# Paying Yourself



## Guest (Nov 14, 2007)

How do you pay yourself... 

do you take a percentage..
do you not pay yourself at all? 

Just a curious question


----------



## Tabitha (Nov 14, 2007)

I just reach into my cash register  when I need a few bucks. Bad huh?


----------



## Tabitha (Nov 14, 2007)

OK, here is a better repsonse, with my online sales, most every payment goes into paypal. Every 2 weeks (or so)I see how much $ I have in paypal, I reinvest 1/2 by buying supplies and spend 1/2 on anything else,  Christmas gifts, school clothes for the kids, etc.


----------



## Guest (Nov 14, 2007)

LMAO TAB, I cracked up on your first answer.. but I like the second one better..


----------



## Tabitha (Nov 14, 2007)

I used to make me really crazy that an old boss of mine would reach into the register, pull out $20.00 bucks & ask me to order a pizza, or would pull out $5.00 to tip a delivery guy, etc, but now I totally do that.

There is no way I am structured enought to make daily deposits & write checks for everything. Cash is so much easier to deal with. 

I do have a receipt book & EVERY sale gets recorded no matter how small and I have a receipt box, every $ I pay out no matter WHAT it is for goes init. I sort them by category at tax time so I know every penny that comes in & every penny that goes out. The difference betweeen A&B should = what I put in my pocket.


----------



## dragonfly princess (Nov 14, 2007)

I haven't made any kind of profit yet so I still use whatever I do make to buy supplies.  But I loved the first answer too tab!!!


 :twisted:


----------



## webstorewebsites (Nov 14, 2007)

Does paying bills with the money count?? lol


----------



## Soapmaker Man (Nov 14, 2007)

So far, the past 3 months I've had my etsy store, I've been really surprised.  :shock:   I have bought a lot of new shop tools and equipment with the proceeds.  I want to only make about 25% profit from all sales.  The rest goes into buying more materials and updating tools and adding to the TOG Mold Shop.  Oh, it helps me buy more soap supplies since I don't sell a lot yet.  Phyllis is getting her etsy store, The Bath Emporium stocked better.  We are changing soap names from The 'Ole Goat to The Bath Emporium.  You will see that on all new soaps and lotions1  Reminder to get Shannan off VIA Flat Rate my swap stuff tomorrow!!!!  You big dummy, Paul.... :roll: 

See, too darn busy!  Who wants to come to SW MO and help me in exchange for a new TOG Mold?
 :?:   
Paul.... :wink:


----------



## Guest (Nov 14, 2007)

Hell someone need to come out here and help me! LMAO!

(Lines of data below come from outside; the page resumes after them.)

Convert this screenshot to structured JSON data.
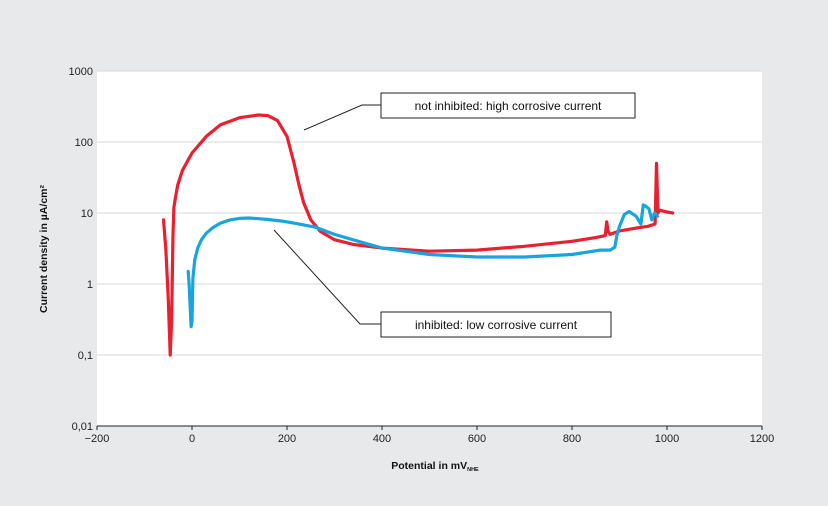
{
  "chart_data": {
    "type": "line",
    "xlabel": "Potential in mV",
    "xlabel_subscript": "NHE",
    "ylabel": "Current density in µA/cm²",
    "xlim": [
      -200,
      1200
    ],
    "ylim": [
      0.01,
      1000
    ],
    "y_scale": "log",
    "grid": "horizontal",
    "x_ticks": [
      -200,
      0,
      200,
      400,
      600,
      800,
      1000,
      1200
    ],
    "x_tick_labels": [
      "−200",
      "0",
      "200",
      "400",
      "600",
      "800",
      "1000",
      "1200"
    ],
    "y_ticks": [
      0.01,
      0.1,
      1,
      10,
      100,
      1000
    ],
    "y_tick_labels": [
      "0,01",
      "0,1",
      "1",
      "10",
      "100",
      "1000"
    ],
    "annotations": [
      {
        "text": "not inhibited: high corrosive current",
        "series": 0,
        "anchor": [
          235,
          250
        ]
      },
      {
        "text": "inhibited: low corrosive current",
        "series": 1,
        "anchor": [
          190,
          8
        ]
      }
    ],
    "series": [
      {
        "color": "#e8202f",
        "x": [
          -60,
          -55,
          -50,
          -46,
          -43,
          -40,
          -38,
          -34,
          -30,
          -20,
          0,
          30,
          60,
          100,
          140,
          160,
          180,
          200,
          215,
          225,
          235,
          250,
          270,
          300,
          340,
          400,
          500,
          600,
          700,
          800,
          850,
          870,
          873,
          876,
          880,
          900,
          920,
          940,
          960,
          975,
          978,
          981,
          985,
          995,
          1005,
          1012
        ],
        "y": [
          8,
          3,
          0.6,
          0.1,
          0.3,
          5,
          12,
          18,
          25,
          40,
          70,
          120,
          175,
          220,
          240,
          235,
          200,
          120,
          50,
          25,
          14,
          8,
          5.5,
          4.2,
          3.6,
          3.2,
          2.9,
          3.0,
          3.4,
          4.0,
          4.5,
          4.8,
          7.5,
          5.5,
          5.0,
          5.6,
          5.9,
          6.2,
          6.5,
          7,
          50,
          10,
          11,
          10.5,
          10.2,
          10
        ]
      },
      {
        "color": "#18a4dc",
        "x": [
          -8,
          -6,
          -4,
          -2,
          0,
          2,
          6,
          12,
          20,
          30,
          45,
          60,
          80,
          100,
          120,
          140,
          160,
          190,
          220,
          260,
          300,
          350,
          400,
          500,
          600,
          700,
          800,
          860,
          880,
          890,
          895,
          900,
          910,
          920,
          935,
          945,
          950,
          955,
          962,
          968,
          974,
          980
        ],
        "y": [
          1.5,
          1.0,
          0.5,
          0.25,
          0.3,
          1.2,
          2.2,
          3.2,
          4.2,
          5.2,
          6.3,
          7.2,
          8.0,
          8.4,
          8.5,
          8.3,
          8.1,
          7.7,
          7.1,
          6.3,
          5.0,
          4.0,
          3.2,
          2.6,
          2.4,
          2.4,
          2.6,
          3.0,
          3.0,
          3.3,
          5,
          6.5,
          9.5,
          10.5,
          9.0,
          7,
          13,
          12.5,
          11.5,
          8,
          10,
          9
        ]
      }
    ]
  }
}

I was just wondering because I was trying not to use any of the money for personal things.. but the economy right now SUCKS! 

I need it for bills...  :roll:


----------



## Soapmaker Man (Nov 14, 2007)

smellitlikeitis said:
			
		

> Hell someone need to come out here and help me! LMAO!
> 
> I was just wondering because I was trying not to use any of the money for personal things.. but the economy right now SUCKS!
> 
> I need it for bills...  :roll:



We'll switch locations Shannan.  You come build my TOG stuff, I'll come out to California to see your beautiful soaps and marvel1  If you are having a hard time with those beauties, I'm in trouble!  Better stick to my TOG stuff! :shock: 

Paul.... :wink:


----------



## Guest (Nov 14, 2007)

California is just too **** expensive! 4.15 a gallon on gas.. who the hell do they think I am :shock: Oprah? SHOOT!

Im a soapin mama!


----------



## pink-north (Nov 16, 2007)

I hear you Shannon. In Canada we're paying $1.04/ litre which works out to be about the same you're paying. It's to the point that I can't go anywhere to get supplies. I know our dollar is up right now, but that isn't helping me any. I still have to pay big $ for everything.


----------



## chksdtr (Dec 23, 2007)

Uhmmm,,,, we have invested way more into the company over the last year than we have gotten.  We still just reinvest what we do get, work on new product, perfect current recipes, buy new "shop" toys.  One day we will make more than we spend and it will all be good.  Then we can begin paying ourselves back the enormous amount of monies we have sepnt!


----------



## gallerygirl (Dec 26, 2007)

I have learned to account for everything, including paying the help (ME)    I think we often short change ourselves when we start doing our pricing.  Although I am speaking about my own experience in the pottery trade, I believe the same issues probably apply to the soaping trade.  What is nice tho, in the soaping trade, there are programs out there designed to help a soaper factor in everything to get to the bottom line as to how much is spent to make each b&b product, thus knowing how much to mark up to make your profit.  Just from my pottery trade, I have learned that we don't place a high value on our services, our production.  We have to remember that we are making a product that most people don't make.  So when you are selling - you are selling to a clientelle that are seeking out "the real deal".   That's my 2 cents worth.  I have always admired greatly those who made the soap I bought from. I have appreciated their research, work and product they have made.  k


----------